Any and all topics infertility-related, including treatment, emotions, and questions.
Fri Aug 18, 2017 5:00 pm
I could really use some advice about how to deal with what I am going through right now. I will give you a quick background - my husband and I have been TTC for 2+ years. Infertility testing found a bunch of hormonal issues and endometriosis. I recently had surgery after a long wait. We were almost cleared to start TTC again, but some hormonal issues that we thought were fixed have come up again. It's been incredibly frustrating, draining, and emotional that we have had so many barriers for such a long time, and still may have a long road ahead.

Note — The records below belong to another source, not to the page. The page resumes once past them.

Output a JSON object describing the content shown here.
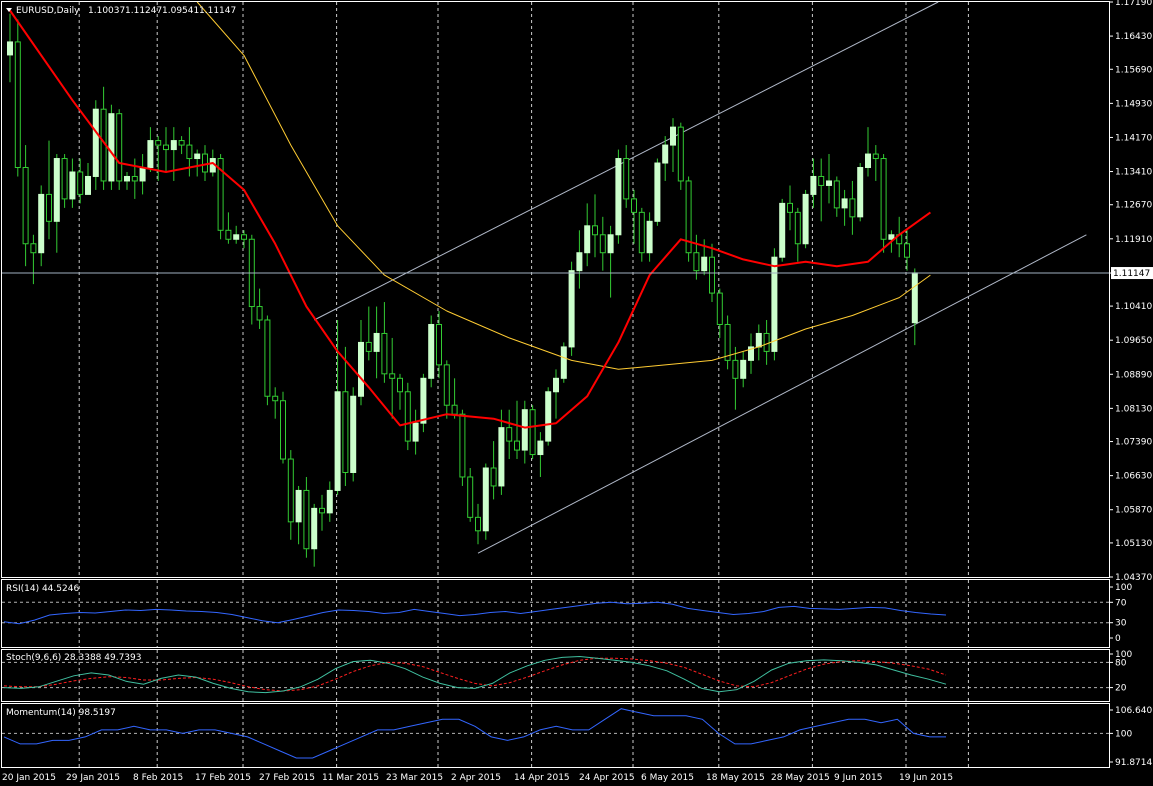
{
  "chart_data": {
    "type": "candlestick",
    "symbol_title": "EURUSD,Daily",
    "ohlc_readout": [
      "1.10037",
      "1.11247",
      "1.09541",
      "1.11147"
    ],
    "current_price": "1.11147",
    "y_ticks": [
      "1.17190",
      "1.16430",
      "1.15690",
      "1.14930",
      "1.14170",
      "1.13410",
      "1.12670",
      "1.11910",
      "1.11147",
      "1.10410",
      "1.09650",
      "1.08890",
      "1.08130",
      "1.07390",
      "1.06630",
      "1.05870",
      "1.05130",
      "1.04370"
    ],
    "y_range": [
      1.0437,
      1.1719
    ],
    "x_labels": [
      "20 Jan 2015",
      "29 Jan 2015",
      "8 Feb 2015",
      "17 Feb 2015",
      "27 Feb 2015",
      "11 Mar 2015",
      "23 Mar 2015",
      "2 Apr 2015",
      "14 Apr 2015",
      "24 Apr 2015",
      "6 May 2015",
      "18 May 2015",
      "28 May 2015",
      "9 Jun 2015",
      "19 Jun 2015"
    ],
    "bull_color": "#ccffcc",
    "bear_color": "#ccffcc",
    "wick_color": "#33cc33",
    "grid_color": "#ffffff",
    "ma_fast_color": "#ff0000",
    "ma_slow_color": "#ffcc33",
    "channel_color": "#b0b8c8",
    "candles": [
      [
        1.1601,
        1.1693,
        1.154,
        1.163
      ],
      [
        1.163,
        1.168,
        1.133,
        1.135
      ],
      [
        1.135,
        1.14,
        1.113,
        1.118
      ],
      [
        1.118,
        1.12,
        1.109,
        1.116
      ],
      [
        1.116,
        1.131,
        1.113,
        1.129
      ],
      [
        1.129,
        1.141,
        1.119,
        1.123
      ],
      [
        1.123,
        1.138,
        1.116,
        1.137
      ],
      [
        1.137,
        1.138,
        1.126,
        1.128
      ],
      [
        1.128,
        1.137,
        1.126,
        1.134
      ],
      [
        1.134,
        1.137,
        1.127,
        1.129
      ],
      [
        1.129,
        1.136,
        1.129,
        1.133
      ],
      [
        1.133,
        1.15,
        1.13,
        1.148
      ],
      [
        1.148,
        1.153,
        1.13,
        1.132
      ],
      [
        1.132,
        1.149,
        1.13,
        1.147
      ],
      [
        1.147,
        1.148,
        1.13,
        1.132
      ],
      [
        1.132,
        1.134,
        1.13,
        1.133
      ],
      [
        1.133,
        1.137,
        1.128,
        1.132
      ],
      [
        1.132,
        1.138,
        1.129,
        1.135
      ],
      [
        1.135,
        1.144,
        1.134,
        1.141
      ],
      [
        1.141,
        1.142,
        1.132,
        1.14
      ],
      [
        1.14,
        1.144,
        1.134,
        1.139
      ],
      [
        1.139,
        1.144,
        1.132,
        1.141
      ],
      [
        1.141,
        1.142,
        1.138,
        1.14
      ],
      [
        1.14,
        1.144,
        1.133,
        1.137
      ],
      [
        1.137,
        1.139,
        1.133,
        1.138
      ],
      [
        1.138,
        1.14,
        1.132,
        1.134
      ],
      [
        1.134,
        1.139,
        1.133,
        1.137
      ],
      [
        1.137,
        1.138,
        1.119,
        1.121
      ],
      [
        1.121,
        1.125,
        1.118,
        1.119
      ],
      [
        1.119,
        1.122,
        1.118,
        1.12
      ],
      [
        1.12,
        1.121,
        1.117,
        1.119
      ],
      [
        1.119,
        1.12,
        1.1,
        1.104
      ],
      [
        1.104,
        1.108,
        1.099,
        1.101
      ],
      [
        1.101,
        1.102,
        1.082,
        1.084
      ],
      [
        1.084,
        1.086,
        1.079,
        1.083
      ],
      [
        1.083,
        1.085,
        1.069,
        1.07
      ],
      [
        1.07,
        1.072,
        1.052,
        1.056
      ],
      [
        1.056,
        1.064,
        1.051,
        1.063
      ],
      [
        1.063,
        1.066,
        1.048,
        1.05
      ],
      [
        1.05,
        1.06,
        1.046,
        1.059
      ],
      [
        1.059,
        1.062,
        1.054,
        1.058
      ],
      [
        1.058,
        1.065,
        1.056,
        1.063
      ],
      [
        1.063,
        1.101,
        1.062,
        1.085
      ],
      [
        1.085,
        1.095,
        1.064,
        1.067
      ],
      [
        1.067,
        1.086,
        1.065,
        1.084
      ],
      [
        1.084,
        1.101,
        1.082,
        1.096
      ],
      [
        1.096,
        1.104,
        1.092,
        1.094
      ],
      [
        1.094,
        1.104,
        1.088,
        1.098
      ],
      [
        1.098,
        1.105,
        1.087,
        1.089
      ],
      [
        1.089,
        1.097,
        1.079,
        1.088
      ],
      [
        1.088,
        1.089,
        1.081,
        1.085
      ],
      [
        1.085,
        1.087,
        1.072,
        1.074
      ],
      [
        1.074,
        1.081,
        1.071,
        1.078
      ],
      [
        1.078,
        1.089,
        1.076,
        1.088
      ],
      [
        1.088,
        1.102,
        1.086,
        1.1
      ],
      [
        1.1,
        1.103,
        1.088,
        1.091
      ],
      [
        1.091,
        1.092,
        1.079,
        1.082
      ],
      [
        1.082,
        1.088,
        1.079,
        1.08
      ],
      [
        1.08,
        1.081,
        1.064,
        1.066
      ],
      [
        1.066,
        1.068,
        1.056,
        1.057
      ],
      [
        1.057,
        1.06,
        1.051,
        1.054
      ],
      [
        1.054,
        1.069,
        1.052,
        1.068
      ],
      [
        1.068,
        1.074,
        1.061,
        1.064
      ],
      [
        1.064,
        1.081,
        1.062,
        1.077
      ],
      [
        1.077,
        1.081,
        1.07,
        1.074
      ],
      [
        1.074,
        1.083,
        1.07,
        1.072
      ],
      [
        1.072,
        1.083,
        1.069,
        1.081
      ],
      [
        1.081,
        1.082,
        1.07,
        1.071
      ],
      [
        1.071,
        1.076,
        1.066,
        1.074
      ],
      [
        1.074,
        1.086,
        1.073,
        1.085
      ],
      [
        1.085,
        1.09,
        1.079,
        1.088
      ],
      [
        1.088,
        1.096,
        1.087,
        1.095
      ],
      [
        1.095,
        1.114,
        1.093,
        1.112
      ],
      [
        1.112,
        1.121,
        1.108,
        1.116
      ],
      [
        1.116,
        1.127,
        1.113,
        1.122
      ],
      [
        1.122,
        1.129,
        1.115,
        1.12
      ],
      [
        1.12,
        1.124,
        1.112,
        1.116
      ],
      [
        1.116,
        1.122,
        1.106,
        1.12
      ],
      [
        1.12,
        1.139,
        1.118,
        1.137
      ],
      [
        1.137,
        1.14,
        1.126,
        1.128
      ],
      [
        1.128,
        1.13,
        1.118,
        1.125
      ],
      [
        1.125,
        1.126,
        1.114,
        1.116
      ],
      [
        1.116,
        1.125,
        1.114,
        1.123
      ],
      [
        1.123,
        1.137,
        1.122,
        1.136
      ],
      [
        1.136,
        1.142,
        1.132,
        1.14
      ],
      [
        1.14,
        1.146,
        1.134,
        1.144
      ],
      [
        1.144,
        1.145,
        1.13,
        1.132
      ],
      [
        1.132,
        1.133,
        1.114,
        1.116
      ],
      [
        1.116,
        1.12,
        1.11,
        1.112
      ],
      [
        1.112,
        1.119,
        1.111,
        1.115
      ],
      [
        1.115,
        1.118,
        1.105,
        1.107
      ],
      [
        1.107,
        1.108,
        1.097,
        1.1
      ],
      [
        1.1,
        1.102,
        1.09,
        1.092
      ],
      [
        1.092,
        1.095,
        1.081,
        1.088
      ],
      [
        1.088,
        1.094,
        1.086,
        1.092
      ],
      [
        1.092,
        1.098,
        1.089,
        1.095
      ],
      [
        1.095,
        1.1,
        1.092,
        1.098
      ],
      [
        1.098,
        1.101,
        1.091,
        1.094
      ],
      [
        1.094,
        1.117,
        1.092,
        1.115
      ],
      [
        1.115,
        1.128,
        1.114,
        1.127
      ],
      [
        1.127,
        1.131,
        1.121,
        1.125
      ],
      [
        1.125,
        1.126,
        1.114,
        1.118
      ],
      [
        1.118,
        1.13,
        1.117,
        1.129
      ],
      [
        1.129,
        1.137,
        1.126,
        1.133
      ],
      [
        1.133,
        1.137,
        1.123,
        1.131
      ],
      [
        1.131,
        1.138,
        1.127,
        1.132
      ],
      [
        1.132,
        1.133,
        1.124,
        1.126
      ],
      [
        1.126,
        1.13,
        1.122,
        1.128
      ],
      [
        1.128,
        1.132,
        1.12,
        1.124
      ],
      [
        1.124,
        1.136,
        1.123,
        1.135
      ],
      [
        1.135,
        1.144,
        1.133,
        1.138
      ],
      [
        1.138,
        1.14,
        1.132,
        1.137
      ],
      [
        1.137,
        1.138,
        1.116,
        1.119
      ],
      [
        1.119,
        1.121,
        1.116,
        1.12
      ],
      [
        1.12,
        1.124,
        1.115,
        1.118
      ],
      [
        1.118,
        1.121,
        1.112,
        1.115
      ],
      [
        1.1004,
        1.1125,
        1.0954,
        1.1115
      ]
    ],
    "ma_fast": [
      [
        0,
        1.17
      ],
      [
        8,
        1.15
      ],
      [
        14,
        1.136
      ],
      [
        20,
        1.134
      ],
      [
        26,
        1.136
      ],
      [
        30,
        1.13
      ],
      [
        34,
        1.118
      ],
      [
        38,
        1.104
      ],
      [
        42,
        1.094
      ],
      [
        46,
        1.086
      ],
      [
        50,
        1.0775
      ],
      [
        56,
        1.08
      ],
      [
        62,
        1.079
      ],
      [
        66,
        1.077
      ],
      [
        70,
        1.078
      ],
      [
        74,
        1.084
      ],
      [
        78,
        1.096
      ],
      [
        82,
        1.111
      ],
      [
        86,
        1.119
      ],
      [
        90,
        1.117
      ],
      [
        94,
        1.1145
      ],
      [
        98,
        1.113
      ],
      [
        102,
        1.114
      ],
      [
        106,
        1.113
      ],
      [
        110,
        1.114
      ],
      [
        114,
        1.12
      ],
      [
        118,
        1.125
      ]
    ],
    "ma_slow": [
      [
        24,
        1.1719
      ],
      [
        30,
        1.16
      ],
      [
        36,
        1.14
      ],
      [
        42,
        1.122
      ],
      [
        48,
        1.111
      ],
      [
        56,
        1.103
      ],
      [
        64,
        1.097
      ],
      [
        72,
        1.092
      ],
      [
        78,
        1.09
      ],
      [
        84,
        1.091
      ],
      [
        90,
        1.092
      ],
      [
        96,
        1.095
      ],
      [
        102,
        1.099
      ],
      [
        108,
        1.102
      ],
      [
        114,
        1.106
      ],
      [
        118,
        1.111
      ]
    ],
    "channel": {
      "upper": [
        [
          39,
          1.101
        ],
        [
          119,
          1.1719
        ]
      ],
      "lower": [
        [
          60,
          1.049
        ],
        [
          138,
          1.12
        ]
      ]
    },
    "rsi": {
      "title": "RSI(14) 44.5246",
      "ticks": [
        "100",
        "70",
        "30",
        "0"
      ],
      "levels": [
        70,
        30
      ],
      "color": "#3366ff",
      "values": [
        32,
        28,
        35,
        45,
        48,
        50,
        49,
        52,
        55,
        54,
        56,
        55,
        53,
        52,
        50,
        46,
        40,
        34,
        30,
        36,
        43,
        50,
        55,
        54,
        52,
        48,
        50,
        56,
        52,
        48,
        44,
        46,
        50,
        52,
        48,
        52,
        56,
        60,
        64,
        68,
        70,
        67,
        68,
        70,
        66,
        58,
        54,
        50,
        46,
        48,
        52,
        60,
        62,
        58,
        57,
        56,
        58,
        60,
        59,
        54,
        50,
        47,
        45
      ]
    },
    "stoch": {
      "title": "Stoch(9,6,6) 28.3388 49.7393",
      "ticks": [
        "100",
        "80",
        "20"
      ],
      "levels": [
        80,
        20
      ],
      "main_color": "#40c0a0",
      "signal_color": "#ff2020",
      "main": [
        20,
        18,
        22,
        35,
        48,
        55,
        50,
        35,
        28,
        42,
        50,
        45,
        30,
        18,
        10,
        8,
        12,
        22,
        40,
        65,
        82,
        85,
        78,
        65,
        45,
        30,
        20,
        18,
        30,
        55,
        72,
        85,
        92,
        94,
        90,
        85,
        80,
        72,
        60,
        40,
        18,
        10,
        15,
        35,
        62,
        78,
        84,
        86,
        84,
        80,
        74,
        62,
        50,
        40,
        28
      ],
      "signal": [
        24,
        22,
        22,
        28,
        36,
        42,
        46,
        44,
        38,
        38,
        42,
        44,
        40,
        32,
        22,
        15,
        12,
        15,
        24,
        40,
        58,
        72,
        80,
        78,
        70,
        56,
        42,
        30,
        24,
        32,
        45,
        60,
        74,
        85,
        90,
        90,
        88,
        84,
        78,
        68,
        52,
        36,
        24,
        22,
        32,
        48,
        64,
        76,
        82,
        84,
        82,
        78,
        72,
        64,
        50
      ]
    },
    "momentum": {
      "title": "Momentum(14) 98.5197",
      "ticks": [
        "106.6401",
        "100",
        "91.8714"
      ],
      "ylim": [
        91.8714,
        106.6401
      ],
      "level": 100,
      "color": "#3366ff",
      "values": [
        99,
        97,
        97,
        98,
        98,
        99,
        101,
        101,
        102,
        101,
        101,
        100,
        101,
        101,
        100,
        99,
        97,
        95,
        93,
        93,
        95,
        97,
        99,
        101,
        101,
        102,
        103,
        104,
        104,
        102,
        99,
        98,
        99,
        101,
        102,
        101,
        101,
        104,
        107,
        106,
        105,
        105,
        105,
        104,
        100,
        97,
        97,
        98,
        99,
        101,
        102,
        103,
        104,
        104,
        103,
        104,
        100,
        99,
        99
      ]
    }
  }
}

About a year and a half into our journey, our close friends started TTC for a few months and decided to get some testing done because they couldn't handle the wait. They had listened to what we were going through and decided to be proactive - no problem. Long story short - after comparing fertility battles, they got pregnant naturally within a year. All of a sudden, the people who said they'd be there for me through our struggles and my surgery were nowhere to be found because they had gotten pregnant.
I'm happy for them, but I don't know how to deal with this. It feels like a huge transition in our friendship. It's incredibly odd to not be sharing this part of our lives because they think it's too awkward to talk about it, especially after the amount of advice they asked us about infertility. The worst part is they told us the news via text, even after inviting them over several times, they didn't even bother with a phone call. When we said we were hurt by that, they apologized and said, "We didn't want to upset you because we've been there and know how it feels." But they haven't been through what we've been through.
Any advice for the transition in a friendship like this when going through infertility? We haven't seen them in person yet, and everything just seems so strange and I don't know how I will react. I'm afraid others will alienate us because they won't want us to dampen their happiness for the new pregnant couple.
My husband is so positive about things while trying to commiserate with me, and he doesn't want me to isolate myself. I just don't know what to do or how to maintain normal friendships while I'm going through this - like I've completely lost myself.
Sat Apr 21, 2018 9:34 am
It's tough! I know Its way too tough.
There is nothing like we are feeling odd or something.
It's just that we are concerned for our family.
we are happy for each individual who have babies or who are about to conceive.
we wish them all the happiness or world.
its just we are broken deep inside and never feels like showing up being on this point each day.
we are living a battle. and that's our battle.
even I just can't sort out this thing.
It's not that easy now to show up to everyone around.
Tue Aug 21, 2018 2:41 am
Infertility definitely influences friendships much! 'Cause people might be not this compassionate to others. Even close friends may not understand the pain you're going through. There's some common thing about it. I mean we all think this is NOT ME, or this is not MY trouble, unless we actually face it..I personally wasn't this sensitive to infertility problems of others..unless was diagnosed on endo & pcos years ago. I feel ashamed for this and it makes me sad I couldn't keep good relationship with a friend of mine. She was struggling when I really couldn't understand what she had to endure. She needed some special help and support and I failed to do this. Then together with dh we passed 2 oe ivf rounds with no success. I did lapos, one removed my left ovary. --No actual results to my treatments..She came once and told she knew how I felt and that she was sorry..But I couldn't squeeze a single word --just burst into tears, she gave me a warm hug saying ''Stay strong. I believe one day God will bless you!'' I admire her but still feel lack of words to say ''forgive my impartiality '' We ended up with another ivf cycle with donor egg abroad resulting in a healthy pregnancy with baby#1. I know this journey could make us closer again but feel like right moment has slipped away..
I'm here if you want some thoughts off. Stay well.
Tue Aug 21, 2018 5:30 am
you remember that qoute? A friend in need is a friend indeed! This is the same thing. Friends who stay by your side in your thick and thins are your real friends. And true friendship will never change no matter what happens. If it changed, then it was never true. so don;t feel about them. why feel bad about the things that were never real? Its better to be alone then being into a fake relationship. I know it hurts, but you are strong enough to deal with it. You have fought with your infertility. You can deal with this as well. Whoever stay by your side in your hard times, is the real one you got. Just watch who stays.
Mon Sep 17, 2018 5:17 am
I just thought we cannot change this fact. there are too little of those who's ready to help you every moment you need. and it's awfully sad when ture friends become the thing from the past. One is lucky to have at least the only one by side, who understands and supports and knows your sincere needs. I've been hanging on a couple of infertility boards since I saw a fertility expert for the first time and she told us I was not likely to get prego on my own. I've met so many people since then. and the only thing I've understood it's always better to hide behind the screen. and never let people too close to your struggles. You might know what i am talkig about. when, for example, you say sth to sb and plead this be the secret between you two. and then some time later you realize everyone is your neighbourhood knows you cannot have kids and are saving for coming ivf, and so on. Then how broken you do feel about your open heart people hurt now, when it was supposed to be your SECRET between just two!!
This is a continuous saga of true relationships.